Но если дело обстоит таким образом, то легко понять всю глупость требования поэтической ангажированности. Несомненно, чувство, даже страсть – и (почему бы нет?) гнев, социальный протест, ярая политическая непримиримость – рождают стихи. Но стихи выражают их иначе, нежели памфлет или исповедь. По мере того, как прозаик излагает чувства, он их проясняет; иное дело поэт: если он излил свои страсти в стихах, то перестает их узнавать: стихами завладевают слова, они в них проникают и их преображают; и тогда слова больше не обозначают чувств поэта, даже для него самого. Эмоция стала вещью и обладает теперь плотностью вещей; ее возмутила неоднозначность слов, в которые она замурована. Всегда и неизменно, в каждой фразе, в каждом стихе есть нечто большее, нежели то, что там есть, подобно тому, как в желтом небе над Голгофой есть нечто большее, нежели просто страдание. Слово и фраза-вещь, неисчерпаемые, словно сами вещи, выплескиваются за пределы чувства, вызвавшего их к жизни. И разве можно надеяться пробудить в читателе возмущение или политическую активность при том, что его для этого ни много ни мало, как изымают из естественных условий жизни и предлагают ему взглянуть на изнанку языка глазами Бога? «Вы забываете, – скажут мне, – о поэтах Сопротивления. Вы забываете о Пьере Эмманюэле»[24]. Вовсе нет: именно их я готов привести в качестве примера для подтверждения собственной правоты (4).

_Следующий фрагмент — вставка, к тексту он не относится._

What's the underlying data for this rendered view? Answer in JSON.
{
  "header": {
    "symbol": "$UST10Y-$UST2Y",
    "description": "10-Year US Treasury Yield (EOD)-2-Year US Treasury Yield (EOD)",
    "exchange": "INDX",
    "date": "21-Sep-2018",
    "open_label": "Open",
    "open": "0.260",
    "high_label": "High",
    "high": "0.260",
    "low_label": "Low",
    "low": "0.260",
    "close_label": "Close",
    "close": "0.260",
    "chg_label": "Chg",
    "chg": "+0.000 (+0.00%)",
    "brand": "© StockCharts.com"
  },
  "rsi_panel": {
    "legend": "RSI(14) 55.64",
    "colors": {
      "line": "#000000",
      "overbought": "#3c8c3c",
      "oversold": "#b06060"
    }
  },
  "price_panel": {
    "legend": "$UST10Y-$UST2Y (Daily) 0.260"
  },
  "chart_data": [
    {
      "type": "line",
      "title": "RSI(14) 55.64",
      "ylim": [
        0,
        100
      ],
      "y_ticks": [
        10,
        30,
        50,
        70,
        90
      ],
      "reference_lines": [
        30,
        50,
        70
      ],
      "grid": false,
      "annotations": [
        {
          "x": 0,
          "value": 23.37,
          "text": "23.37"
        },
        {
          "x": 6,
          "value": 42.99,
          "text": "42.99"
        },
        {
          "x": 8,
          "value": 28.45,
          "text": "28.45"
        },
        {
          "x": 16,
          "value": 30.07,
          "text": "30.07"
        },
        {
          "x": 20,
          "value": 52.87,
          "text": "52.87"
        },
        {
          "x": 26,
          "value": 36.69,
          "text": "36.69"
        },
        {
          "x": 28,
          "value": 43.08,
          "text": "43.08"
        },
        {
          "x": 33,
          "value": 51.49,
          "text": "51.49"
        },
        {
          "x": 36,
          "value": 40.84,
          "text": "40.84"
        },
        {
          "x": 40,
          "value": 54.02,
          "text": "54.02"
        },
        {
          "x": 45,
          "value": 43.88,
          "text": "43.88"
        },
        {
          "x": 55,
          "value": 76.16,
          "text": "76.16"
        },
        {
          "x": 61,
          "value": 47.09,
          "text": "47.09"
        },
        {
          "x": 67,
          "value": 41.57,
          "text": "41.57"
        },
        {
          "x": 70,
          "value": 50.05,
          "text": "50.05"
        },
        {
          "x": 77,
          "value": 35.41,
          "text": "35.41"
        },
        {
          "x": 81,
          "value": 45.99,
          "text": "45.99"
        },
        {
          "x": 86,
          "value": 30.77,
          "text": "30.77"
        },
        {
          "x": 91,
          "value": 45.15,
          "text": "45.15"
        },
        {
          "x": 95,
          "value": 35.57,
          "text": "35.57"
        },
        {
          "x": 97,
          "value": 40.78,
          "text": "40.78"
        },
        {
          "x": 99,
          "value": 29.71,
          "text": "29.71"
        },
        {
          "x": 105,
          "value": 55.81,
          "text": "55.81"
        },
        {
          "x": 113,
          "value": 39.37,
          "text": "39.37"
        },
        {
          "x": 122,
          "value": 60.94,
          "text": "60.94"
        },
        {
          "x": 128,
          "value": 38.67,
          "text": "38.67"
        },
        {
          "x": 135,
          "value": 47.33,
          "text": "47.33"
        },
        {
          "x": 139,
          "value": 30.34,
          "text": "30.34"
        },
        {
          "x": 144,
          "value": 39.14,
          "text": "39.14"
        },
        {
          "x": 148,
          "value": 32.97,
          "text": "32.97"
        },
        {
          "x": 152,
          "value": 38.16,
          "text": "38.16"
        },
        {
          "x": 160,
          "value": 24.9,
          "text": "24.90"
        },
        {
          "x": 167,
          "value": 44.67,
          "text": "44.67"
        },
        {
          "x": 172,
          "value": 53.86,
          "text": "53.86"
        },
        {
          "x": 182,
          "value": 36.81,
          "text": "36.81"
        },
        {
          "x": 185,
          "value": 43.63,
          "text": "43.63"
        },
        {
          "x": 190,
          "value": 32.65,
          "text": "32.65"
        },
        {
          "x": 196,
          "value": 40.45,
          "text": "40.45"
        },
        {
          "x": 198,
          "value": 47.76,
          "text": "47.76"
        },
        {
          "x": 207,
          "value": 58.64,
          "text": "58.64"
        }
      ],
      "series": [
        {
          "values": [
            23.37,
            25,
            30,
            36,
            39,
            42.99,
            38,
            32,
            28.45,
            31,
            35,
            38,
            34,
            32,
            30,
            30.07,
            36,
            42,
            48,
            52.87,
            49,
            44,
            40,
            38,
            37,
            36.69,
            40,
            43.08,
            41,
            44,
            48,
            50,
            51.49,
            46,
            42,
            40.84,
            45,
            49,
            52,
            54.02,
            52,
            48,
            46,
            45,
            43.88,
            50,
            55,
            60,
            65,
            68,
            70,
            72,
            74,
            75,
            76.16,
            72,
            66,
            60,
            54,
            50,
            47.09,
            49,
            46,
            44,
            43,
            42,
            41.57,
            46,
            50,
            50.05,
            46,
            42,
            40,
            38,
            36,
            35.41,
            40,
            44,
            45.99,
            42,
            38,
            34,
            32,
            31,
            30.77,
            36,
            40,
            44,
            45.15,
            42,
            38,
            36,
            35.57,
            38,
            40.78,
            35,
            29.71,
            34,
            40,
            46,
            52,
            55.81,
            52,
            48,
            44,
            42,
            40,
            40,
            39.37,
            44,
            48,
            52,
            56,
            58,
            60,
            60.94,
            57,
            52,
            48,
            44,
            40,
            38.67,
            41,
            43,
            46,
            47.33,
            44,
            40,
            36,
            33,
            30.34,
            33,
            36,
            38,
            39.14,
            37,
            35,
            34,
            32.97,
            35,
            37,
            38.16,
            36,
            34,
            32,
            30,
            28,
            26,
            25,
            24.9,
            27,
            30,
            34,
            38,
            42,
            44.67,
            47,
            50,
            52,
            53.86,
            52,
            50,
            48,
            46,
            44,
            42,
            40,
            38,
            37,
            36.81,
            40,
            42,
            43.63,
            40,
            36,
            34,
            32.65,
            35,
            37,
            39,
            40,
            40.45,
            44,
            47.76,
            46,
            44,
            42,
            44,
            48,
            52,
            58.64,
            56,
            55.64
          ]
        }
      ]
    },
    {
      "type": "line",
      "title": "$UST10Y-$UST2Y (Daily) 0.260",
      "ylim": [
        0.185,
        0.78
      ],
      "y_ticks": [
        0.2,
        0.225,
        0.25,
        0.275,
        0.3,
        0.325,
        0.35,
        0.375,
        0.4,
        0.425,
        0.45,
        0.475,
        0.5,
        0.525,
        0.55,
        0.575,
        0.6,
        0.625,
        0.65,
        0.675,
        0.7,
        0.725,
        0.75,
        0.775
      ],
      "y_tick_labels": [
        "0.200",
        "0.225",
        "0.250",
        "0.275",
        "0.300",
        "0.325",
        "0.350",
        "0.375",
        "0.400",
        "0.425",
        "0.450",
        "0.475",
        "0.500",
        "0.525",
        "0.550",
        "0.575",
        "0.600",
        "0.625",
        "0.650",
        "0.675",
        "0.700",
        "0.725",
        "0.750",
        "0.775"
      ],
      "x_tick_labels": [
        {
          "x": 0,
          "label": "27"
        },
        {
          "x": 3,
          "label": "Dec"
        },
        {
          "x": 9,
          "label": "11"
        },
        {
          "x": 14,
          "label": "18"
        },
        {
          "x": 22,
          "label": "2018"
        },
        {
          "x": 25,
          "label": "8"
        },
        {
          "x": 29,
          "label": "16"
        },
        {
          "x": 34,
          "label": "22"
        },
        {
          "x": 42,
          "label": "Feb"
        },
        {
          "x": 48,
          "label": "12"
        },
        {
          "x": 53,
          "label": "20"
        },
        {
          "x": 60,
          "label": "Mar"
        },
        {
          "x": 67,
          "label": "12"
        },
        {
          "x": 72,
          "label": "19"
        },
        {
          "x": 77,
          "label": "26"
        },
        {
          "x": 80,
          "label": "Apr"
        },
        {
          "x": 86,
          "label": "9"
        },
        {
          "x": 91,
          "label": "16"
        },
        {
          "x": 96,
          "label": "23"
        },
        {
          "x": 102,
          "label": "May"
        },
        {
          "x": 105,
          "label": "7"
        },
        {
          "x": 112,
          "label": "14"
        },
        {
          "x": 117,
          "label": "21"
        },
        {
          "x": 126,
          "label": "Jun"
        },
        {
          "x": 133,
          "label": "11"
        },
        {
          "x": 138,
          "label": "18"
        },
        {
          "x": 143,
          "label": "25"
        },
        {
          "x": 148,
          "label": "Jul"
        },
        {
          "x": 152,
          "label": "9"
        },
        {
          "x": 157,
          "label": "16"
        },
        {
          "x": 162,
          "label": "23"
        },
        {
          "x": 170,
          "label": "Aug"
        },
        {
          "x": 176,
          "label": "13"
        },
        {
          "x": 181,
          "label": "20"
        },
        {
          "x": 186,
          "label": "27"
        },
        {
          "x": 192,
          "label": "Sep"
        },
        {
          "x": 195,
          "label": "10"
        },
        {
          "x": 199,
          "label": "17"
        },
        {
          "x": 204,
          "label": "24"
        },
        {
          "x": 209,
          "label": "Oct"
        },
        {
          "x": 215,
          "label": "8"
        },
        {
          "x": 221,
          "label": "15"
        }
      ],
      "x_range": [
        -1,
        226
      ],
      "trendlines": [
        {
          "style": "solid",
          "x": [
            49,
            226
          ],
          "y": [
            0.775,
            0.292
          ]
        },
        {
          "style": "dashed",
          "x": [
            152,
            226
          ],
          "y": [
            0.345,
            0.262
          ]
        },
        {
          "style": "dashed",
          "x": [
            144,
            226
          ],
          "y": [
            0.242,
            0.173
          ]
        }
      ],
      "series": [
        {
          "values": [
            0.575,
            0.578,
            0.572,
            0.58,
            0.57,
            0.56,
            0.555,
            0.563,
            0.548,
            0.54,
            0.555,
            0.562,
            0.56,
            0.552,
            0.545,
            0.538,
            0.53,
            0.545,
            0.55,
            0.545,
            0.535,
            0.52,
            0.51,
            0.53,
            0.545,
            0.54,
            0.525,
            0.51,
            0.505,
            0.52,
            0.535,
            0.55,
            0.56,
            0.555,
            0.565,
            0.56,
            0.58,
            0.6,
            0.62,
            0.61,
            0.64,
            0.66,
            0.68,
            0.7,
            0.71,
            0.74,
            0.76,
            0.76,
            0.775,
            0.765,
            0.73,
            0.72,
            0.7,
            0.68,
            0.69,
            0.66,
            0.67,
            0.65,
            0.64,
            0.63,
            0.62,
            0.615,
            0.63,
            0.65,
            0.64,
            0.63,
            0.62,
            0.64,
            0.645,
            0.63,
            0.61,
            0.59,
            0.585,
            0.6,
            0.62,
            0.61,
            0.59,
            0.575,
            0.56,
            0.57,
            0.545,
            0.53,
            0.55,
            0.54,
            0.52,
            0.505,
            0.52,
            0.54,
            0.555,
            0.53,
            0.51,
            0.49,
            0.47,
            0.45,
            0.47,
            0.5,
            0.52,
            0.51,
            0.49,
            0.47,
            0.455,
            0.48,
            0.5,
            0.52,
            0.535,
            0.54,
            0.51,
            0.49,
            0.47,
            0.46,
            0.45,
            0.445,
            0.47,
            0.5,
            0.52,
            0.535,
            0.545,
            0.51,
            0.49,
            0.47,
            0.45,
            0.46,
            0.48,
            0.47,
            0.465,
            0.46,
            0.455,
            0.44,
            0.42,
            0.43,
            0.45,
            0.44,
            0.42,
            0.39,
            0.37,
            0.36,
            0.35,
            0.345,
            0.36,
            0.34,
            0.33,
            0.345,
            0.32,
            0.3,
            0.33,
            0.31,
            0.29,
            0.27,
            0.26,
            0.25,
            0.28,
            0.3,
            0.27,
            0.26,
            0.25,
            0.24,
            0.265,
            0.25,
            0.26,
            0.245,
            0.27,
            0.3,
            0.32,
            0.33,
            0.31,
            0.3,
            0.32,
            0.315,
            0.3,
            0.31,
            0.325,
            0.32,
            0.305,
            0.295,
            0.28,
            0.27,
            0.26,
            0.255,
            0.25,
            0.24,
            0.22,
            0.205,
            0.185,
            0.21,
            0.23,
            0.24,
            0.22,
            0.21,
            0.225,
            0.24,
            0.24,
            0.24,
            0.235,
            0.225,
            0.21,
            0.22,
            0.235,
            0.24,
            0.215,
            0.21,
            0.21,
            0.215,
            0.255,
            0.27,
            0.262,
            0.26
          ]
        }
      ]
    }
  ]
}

Если поэту противопоказанно ангажироваться, то разве это причина, чтобы освободить от подобной необходимости прозаика? Да и что между ними общего? Правда, прозаик пишет, и поэт тоже пишет. Но между этими двумя актами письма нет ничего общего, кроме движения руки, выводящей буквы. Во всем остальном связь между их мирами отсутствует, и то, что значимо для одного, не имеет никакого значения для другого. Проза по сути своей утилитарна; я охотно определил бы прозаика как человека, который пользуется словами. В прозу господин Журден облекал свои мысли[25], чтобы потребовать домашние туфли, а Гитлер – чтобы объявить войну Польше. Писатель говорит, причем говорит красно: он указывает, доказывает и приказывает, отвергает и вопрошает, умоляет и оскорбляет, уламывает и намекает. Если он занимается этим без толку, то к поэтам его за это все равно не причислят: он останется прозаиком, который говорит, чтобы ничего не сказать. Итак, мы достаточно насмотрелись на изнанку языка, теперь пора взглянуть на него с лицевой стороны (5).